Es war nicht so, dass meine Heimat schlecht gewesen wäre. Wenn ich mich recht erinnere, war es sogar ein ziemlich idyllisches Städtchen in den Bergen, versteckt in einem hübschen Tal neben einem wunderschönen See, der dem Ort seinen Namen verlieh: Crystal Lake.

Ich wuchs hier draußen auf, eroberte die Stadt mit meinem Fahrrad und verbrachte die meisten Sommer klatschnass - aus den unterschiedlichsten Gründen. Crystal Lake war klein genug, dass man hier jeden kannte, aber weit genug entfernt von größeren Hauptverkehrsstraßen (oder sogar einer Stadt mit einem Walmart), sodass wir keine Angst vor Eindringlingen hatten. Ich war glücklich. Ich wurde geliebt. Mir stand eine rosige Zukunft bevor.

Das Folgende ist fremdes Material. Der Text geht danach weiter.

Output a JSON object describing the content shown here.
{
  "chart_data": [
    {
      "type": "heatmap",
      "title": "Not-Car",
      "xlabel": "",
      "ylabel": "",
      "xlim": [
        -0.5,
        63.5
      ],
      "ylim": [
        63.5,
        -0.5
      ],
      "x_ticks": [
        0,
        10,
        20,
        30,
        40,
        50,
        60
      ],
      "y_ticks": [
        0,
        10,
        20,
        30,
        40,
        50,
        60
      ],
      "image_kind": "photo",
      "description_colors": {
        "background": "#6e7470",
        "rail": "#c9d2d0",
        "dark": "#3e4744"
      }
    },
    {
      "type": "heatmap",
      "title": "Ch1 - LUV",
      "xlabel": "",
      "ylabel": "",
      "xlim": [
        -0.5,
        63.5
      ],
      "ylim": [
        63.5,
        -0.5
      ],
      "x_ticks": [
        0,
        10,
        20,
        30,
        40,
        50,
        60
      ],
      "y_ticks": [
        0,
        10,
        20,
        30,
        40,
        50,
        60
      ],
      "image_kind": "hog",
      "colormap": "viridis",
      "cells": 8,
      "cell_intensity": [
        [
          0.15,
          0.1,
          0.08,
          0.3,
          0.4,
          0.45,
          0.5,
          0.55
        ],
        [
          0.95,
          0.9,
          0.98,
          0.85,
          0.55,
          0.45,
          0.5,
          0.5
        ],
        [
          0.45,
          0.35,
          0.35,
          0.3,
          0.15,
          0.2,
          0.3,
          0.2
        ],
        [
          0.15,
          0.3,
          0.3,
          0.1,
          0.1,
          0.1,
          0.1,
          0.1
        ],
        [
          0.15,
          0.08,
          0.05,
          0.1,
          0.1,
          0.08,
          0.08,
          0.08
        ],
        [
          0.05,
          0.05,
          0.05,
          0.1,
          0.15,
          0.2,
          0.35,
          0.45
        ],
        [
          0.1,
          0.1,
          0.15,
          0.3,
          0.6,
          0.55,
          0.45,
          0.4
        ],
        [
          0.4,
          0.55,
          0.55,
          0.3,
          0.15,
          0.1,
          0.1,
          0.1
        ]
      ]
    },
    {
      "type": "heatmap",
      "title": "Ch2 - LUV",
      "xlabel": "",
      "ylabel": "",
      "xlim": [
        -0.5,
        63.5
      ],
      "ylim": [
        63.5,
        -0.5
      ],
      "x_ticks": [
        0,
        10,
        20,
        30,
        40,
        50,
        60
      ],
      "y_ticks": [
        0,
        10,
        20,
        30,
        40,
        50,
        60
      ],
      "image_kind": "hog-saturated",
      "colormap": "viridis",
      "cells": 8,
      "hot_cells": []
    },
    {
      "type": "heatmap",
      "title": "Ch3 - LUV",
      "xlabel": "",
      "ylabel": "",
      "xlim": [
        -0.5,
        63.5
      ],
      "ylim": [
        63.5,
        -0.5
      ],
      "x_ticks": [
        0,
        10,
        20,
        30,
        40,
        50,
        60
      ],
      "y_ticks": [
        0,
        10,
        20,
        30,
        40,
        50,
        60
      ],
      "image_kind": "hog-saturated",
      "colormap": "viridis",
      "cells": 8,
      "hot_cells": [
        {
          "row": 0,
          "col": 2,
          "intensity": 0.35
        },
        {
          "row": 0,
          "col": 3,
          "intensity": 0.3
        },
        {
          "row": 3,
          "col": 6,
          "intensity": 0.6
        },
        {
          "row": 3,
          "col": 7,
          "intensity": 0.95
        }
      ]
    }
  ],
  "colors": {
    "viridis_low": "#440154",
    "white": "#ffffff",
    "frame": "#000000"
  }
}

Umso mehr überraschte es jeden, mich selbst eingeschlossen, als ich völlig unvermittelt und ebenso überzeugt verkündete, dass ich Crystal Lake verlassen und nie wieder zurückkommen würde. Dabei war ich mir selbst nicht sicher, weshalb ich so eisern an meiner Entscheidung festhielt. Doch was auch immer der Grund war, es schien unglaublich wichtig, dass ich meine Ankündigung durchzog und so packte ich meine trendigsten Outfits zusammen, hüpfte in einen Bus und hoffte, dass Tante Meredith mich bei sich wohnen lassen würde, was sie zum Glück tat. Doch das war mehr als zehn Jahre her, und obwohl meine Trotzhaltung schon längst verschwunden war und ich eine ganz passable Beziehung zu meinen Eltern hatte, hielt ich mein Wort und kam nie wieder zurück, nicht einmal zu Thanksgiving oder Weihnachten.

Bis jetzt.

Ich erreichte gerade die Stadtgrenze, als meine Benzinlampe aufleuchtete. Also nahm ich den längeren Weg zum Haus meiner Eltern – die Hauptgeschäftsstraße der Stadt hinunter, vorbei an den verblichenen, aber sauberen Fassaden der zwei Dutzend örtlichen Geschäfte, die immer noch jeden Tag stolz ihre Türen öffneten, obwohl Amazon Prime sie hart getroffen haben musste. Eines musste man den Kleinstadtbewohnern lassen: Sie waren gut darin, sich um ihre eigenen Leute zu kümmern. Das Kino am Platz kündigte aktuelle Filme an, der Lebensmittelladen hatte einen Drive-in installiert, als hätte es jeder in dieser Stadt plötzlich eilig, irgendwo hinzukommen. Ich fuhr vorsichtig um die Schlaglöcher herum, die sich schon immer an der Einfahrt von der Tankstelle gebildet hatten - einer Tankstelle, die so oft den Besitzer wechselte, dass man nie sicher sein konnte, ob es gerade eine Quick Trip oder doch eine Kwik Fill war – und fing an zu tanken.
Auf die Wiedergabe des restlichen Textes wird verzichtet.